The new European Library service is the library aggregator for Europeana, the portal which provides links to cultural artifacts such as paintings, music, films, and books from cultural institutions across Europe, and it has been developed in partnership among the Conference of European National Libraries (CENL), the Association of European Research Libraries (LIBER), and the Consortium of European Research Libraries (CERL). It was originally established in 2005 by CENL, offering access via federated search to national library collections from across Europe.
The portal offers a range of ways to access content. Most users will probably start with a straightforward search that will query content across all 200 million records. A request for information about 20th-century British potter Bernard Leach, for example, generates 181 results, 143 of which are accessible in physical libraries (with links provided to individual library catalogs), and five can be accessed directly online. Results can be narrowed further by searching within searches, or results refined using multiple criteria. The search also signposts and links to items in Europeana itself, which can also be further refined to show photographs of Leach’s work, for example.
In addition to the single search box, content can also be explored in a number of ways: by discipline, which includes humanities (with more than 10 million items), social sciences (6 million items) and natural sciences and mathematics (more than 1 million items); by content language (with 13 million items available in English, nearly 15 million in German, and more than 5 million in Russian); or by contributors (such as The British Library, the National Library of Italy, or the National and the University Library in Zagreb). There is also a timeline feature that allows users to search by date of publication.

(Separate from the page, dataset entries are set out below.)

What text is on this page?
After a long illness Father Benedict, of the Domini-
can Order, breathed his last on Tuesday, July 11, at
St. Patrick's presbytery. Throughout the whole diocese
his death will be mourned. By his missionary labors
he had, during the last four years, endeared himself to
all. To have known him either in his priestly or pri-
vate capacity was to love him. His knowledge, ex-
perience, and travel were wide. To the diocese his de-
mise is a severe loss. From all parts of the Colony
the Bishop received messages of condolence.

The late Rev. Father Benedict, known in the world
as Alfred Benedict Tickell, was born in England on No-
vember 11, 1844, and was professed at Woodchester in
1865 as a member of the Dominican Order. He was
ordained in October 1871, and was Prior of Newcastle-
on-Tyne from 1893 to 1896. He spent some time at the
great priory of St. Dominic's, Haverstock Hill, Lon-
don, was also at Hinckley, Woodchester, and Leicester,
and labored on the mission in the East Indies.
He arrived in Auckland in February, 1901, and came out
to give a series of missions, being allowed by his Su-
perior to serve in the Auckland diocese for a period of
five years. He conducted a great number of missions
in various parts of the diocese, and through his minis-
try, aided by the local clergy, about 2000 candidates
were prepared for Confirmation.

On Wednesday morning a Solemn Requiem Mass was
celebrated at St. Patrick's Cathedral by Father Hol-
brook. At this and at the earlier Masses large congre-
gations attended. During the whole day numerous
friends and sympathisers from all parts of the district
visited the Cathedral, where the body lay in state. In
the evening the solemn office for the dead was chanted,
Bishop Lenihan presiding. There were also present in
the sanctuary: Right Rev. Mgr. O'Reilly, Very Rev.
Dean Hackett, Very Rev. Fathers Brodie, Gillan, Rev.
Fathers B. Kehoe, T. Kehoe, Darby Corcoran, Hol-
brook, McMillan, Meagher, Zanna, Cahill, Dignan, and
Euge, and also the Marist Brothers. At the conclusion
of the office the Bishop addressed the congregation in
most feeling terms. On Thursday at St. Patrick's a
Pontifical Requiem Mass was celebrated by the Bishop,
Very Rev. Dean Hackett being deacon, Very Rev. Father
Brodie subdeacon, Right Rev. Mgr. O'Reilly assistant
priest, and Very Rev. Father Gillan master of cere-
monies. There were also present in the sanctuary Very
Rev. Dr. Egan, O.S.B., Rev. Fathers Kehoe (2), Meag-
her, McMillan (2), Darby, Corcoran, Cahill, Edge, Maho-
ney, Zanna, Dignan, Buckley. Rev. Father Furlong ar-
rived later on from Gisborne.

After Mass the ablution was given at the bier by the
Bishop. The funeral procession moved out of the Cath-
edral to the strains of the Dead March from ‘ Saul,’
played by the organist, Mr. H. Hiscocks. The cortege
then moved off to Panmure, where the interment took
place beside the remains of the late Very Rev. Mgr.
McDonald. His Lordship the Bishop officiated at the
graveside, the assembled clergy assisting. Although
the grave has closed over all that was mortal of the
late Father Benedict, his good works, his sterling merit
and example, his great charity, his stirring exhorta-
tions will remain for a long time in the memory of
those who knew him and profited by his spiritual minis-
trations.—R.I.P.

Special collections accessible via the portal include Masterpieces of the National Library of Spain and the National Library of Ireland’s digitized collection of historic photographs. The portal will also host a regular program of special exhibitions—currently, the ‘Reading Europe’ exhibit explores European culture via the medium of the book.
The new service ties in with Europeana’s strategic plan, announced in January 2011 (reported in a NewsBreak), which argued that to remain successful, Europeana must move to a more distributed model, collaborating with other content aggregators and making its content available in the places where users congregate online, such as social networks and educational sites. It will be interesting to see how The European Library will feature in this vision for the future.